Concevoir son caractère structurant selon un schéma rigide, serait en effet dangereux et réducteur, puisque la capacité de l’individu à maitriser sa propre vie, à être autonome et à faire des choix indépendants serait totalement négligée. Prendre acte de cette autonomie relative s’avère nécessaire afin de concevoir les modes de vie de manière réaliste.

314 Selon Guy Rocher, « [L]’action sociale […] c’est toute manière de penser, de sentir et d’agir dont l’orientation est structurée suivant des modèles qui sont collectifs, c’est-à-dire qui sont partagés par les membres d’une collectivité quelconque de personnes », Guy ROCHER, Introduction à la sociologie générale, Montréal, Éditions Hurtubise HMH, 1992, p. 42.

315 Henri MENDRAS, Éléments de sociologie, 4ème édition, Paris, Éditions Armand Colin, 1996, p. 79- 81.

316 Nadia BELAIDI, « Le modèle des conceptions cosmiques : apport de la vision du monde des peuples autochtones à la question environnementale sous l’angle juridique », dans J-C. FRITZ, et alii, La nouvelle question indigène. Peuples autochtones et ordre mondial, préc., note 28, p. 412.

317 J-F. GAUDREAULT-DESBIENS, « Angoisse identitaire et critique du droit. La « critique juridique identitaire américaine » comme objet et source de réflexion théorique », préc., note 312, p. 1- 79.

Les caractères structurant et construit impliquent que la définition de ce concept prenne en compte trois éléments : le milieu (§ 1), l’action du groupe et de ses membres (§ 2) et les contextes collectifs d’appartenance (§ 3).

Paragraphe 1 : Le milieu

Comme l’affirme Guy Rocher, le milieu social renvoie à la question des

« […] « dynamiques de groupes », c'est-à-dire la façon dont un groupe, assez restreint pour que ses membres soient en contact direct les uns avec les autres (ce que l’on appelle en anglais « face-to-face relationships »), s’organise, se structure, s’articule et évolue, en d’autres termes constitue un véritable microcosme social »318.

En ce sens, le milieu prodigue un contexte spatio-temporel et social spécifique, qui est source de conditionnement.

Le mode de vie se forge au sein d’un milieu environnemental, géographique et climatique propre à un espace, qui donne lui-même naissance à un milieu social, culturel et philosophique spécifique.
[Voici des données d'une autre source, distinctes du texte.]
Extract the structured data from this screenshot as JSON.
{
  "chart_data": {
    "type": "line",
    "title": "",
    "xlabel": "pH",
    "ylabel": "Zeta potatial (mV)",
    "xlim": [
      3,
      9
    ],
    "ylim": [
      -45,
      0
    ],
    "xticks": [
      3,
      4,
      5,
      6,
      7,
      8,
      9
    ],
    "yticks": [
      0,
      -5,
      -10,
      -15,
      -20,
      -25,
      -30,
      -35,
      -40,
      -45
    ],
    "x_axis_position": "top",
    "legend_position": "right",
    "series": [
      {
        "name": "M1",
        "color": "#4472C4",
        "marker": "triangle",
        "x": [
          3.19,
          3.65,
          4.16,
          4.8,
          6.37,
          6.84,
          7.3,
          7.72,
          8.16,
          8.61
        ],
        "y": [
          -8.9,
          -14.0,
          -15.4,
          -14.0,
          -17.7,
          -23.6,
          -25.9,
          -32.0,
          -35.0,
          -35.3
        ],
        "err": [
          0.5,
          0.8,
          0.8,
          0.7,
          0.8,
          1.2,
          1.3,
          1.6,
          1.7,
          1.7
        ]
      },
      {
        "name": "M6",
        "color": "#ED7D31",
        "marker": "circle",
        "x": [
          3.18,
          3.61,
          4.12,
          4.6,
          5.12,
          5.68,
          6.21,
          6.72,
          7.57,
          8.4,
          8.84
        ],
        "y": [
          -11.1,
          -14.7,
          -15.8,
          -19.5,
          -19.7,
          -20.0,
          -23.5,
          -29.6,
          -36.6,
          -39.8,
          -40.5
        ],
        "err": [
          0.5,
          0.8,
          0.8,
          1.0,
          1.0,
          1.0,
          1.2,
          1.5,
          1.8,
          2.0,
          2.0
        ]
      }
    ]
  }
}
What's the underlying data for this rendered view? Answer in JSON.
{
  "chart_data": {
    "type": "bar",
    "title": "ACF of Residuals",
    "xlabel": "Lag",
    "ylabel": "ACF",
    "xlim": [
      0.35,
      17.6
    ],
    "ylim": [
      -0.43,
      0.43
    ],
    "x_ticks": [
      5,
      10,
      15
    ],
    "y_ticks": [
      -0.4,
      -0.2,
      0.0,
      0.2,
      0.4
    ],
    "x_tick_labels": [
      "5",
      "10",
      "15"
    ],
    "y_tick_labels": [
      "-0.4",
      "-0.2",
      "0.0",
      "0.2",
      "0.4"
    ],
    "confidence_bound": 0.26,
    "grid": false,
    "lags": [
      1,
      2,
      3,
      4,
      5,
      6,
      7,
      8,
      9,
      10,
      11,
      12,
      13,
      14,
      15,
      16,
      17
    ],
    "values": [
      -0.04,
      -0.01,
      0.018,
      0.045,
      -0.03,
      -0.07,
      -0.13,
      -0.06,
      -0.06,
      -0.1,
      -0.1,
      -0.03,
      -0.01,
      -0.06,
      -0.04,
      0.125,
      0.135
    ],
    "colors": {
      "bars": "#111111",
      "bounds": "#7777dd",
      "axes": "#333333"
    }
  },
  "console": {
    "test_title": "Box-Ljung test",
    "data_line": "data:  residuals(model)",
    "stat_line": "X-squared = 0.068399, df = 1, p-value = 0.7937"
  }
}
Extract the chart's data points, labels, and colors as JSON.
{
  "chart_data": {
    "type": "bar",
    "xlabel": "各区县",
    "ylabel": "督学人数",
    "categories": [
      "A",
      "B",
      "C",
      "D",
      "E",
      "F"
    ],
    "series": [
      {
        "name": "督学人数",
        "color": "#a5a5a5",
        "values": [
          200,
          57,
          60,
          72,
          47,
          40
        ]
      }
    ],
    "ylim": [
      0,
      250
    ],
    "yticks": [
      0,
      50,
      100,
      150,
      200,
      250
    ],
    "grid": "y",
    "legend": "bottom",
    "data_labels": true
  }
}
Des normes et des valeurs en émanent319. Défini ainsi, le milieu représente l’assise du mode de vie, puisqu’il produit, aux côtés de la composition du groupe, des actions et des interactions entre individus, son conditionnement. Il est une composante du « donné ». Néanmoins, il ne produit rien à lui seul et n’est pas un élément isolable. C’est pourquoi la prise en compte de l’action du groupe et de ses membres est d’une grande importance.

318 G. ROCHER, Introduction à la sociologie générale, préc., note 314, p. 155-161.

319 Nous adoptons une définition des modes de vie dans laquelle les approches holiste, structuraliste et interactionniste convergent, et où les points de vue microsociologique et macrosociologique cohabitent. Ceci n’est pas forcément le cas de tous les chercheurs. À ce propos et pour une définition différente, voir I. ROY, Vers un droit de participation des minorités à la vie de l’État ?, préc., note 223, p. 46-52. Nous tenons cependant pour trop restrictive la définition proposée par cette auteure, dans la mesure où elle n’intègre dans « les particularités du mode de vie » que « le mode d’établissement géographique » de la communauté et « les besoins et aspirations » de la communauté. Or, le mode de vie se forme en fonction d’un milieu physique, géographique, climatique, historique, culturel et social.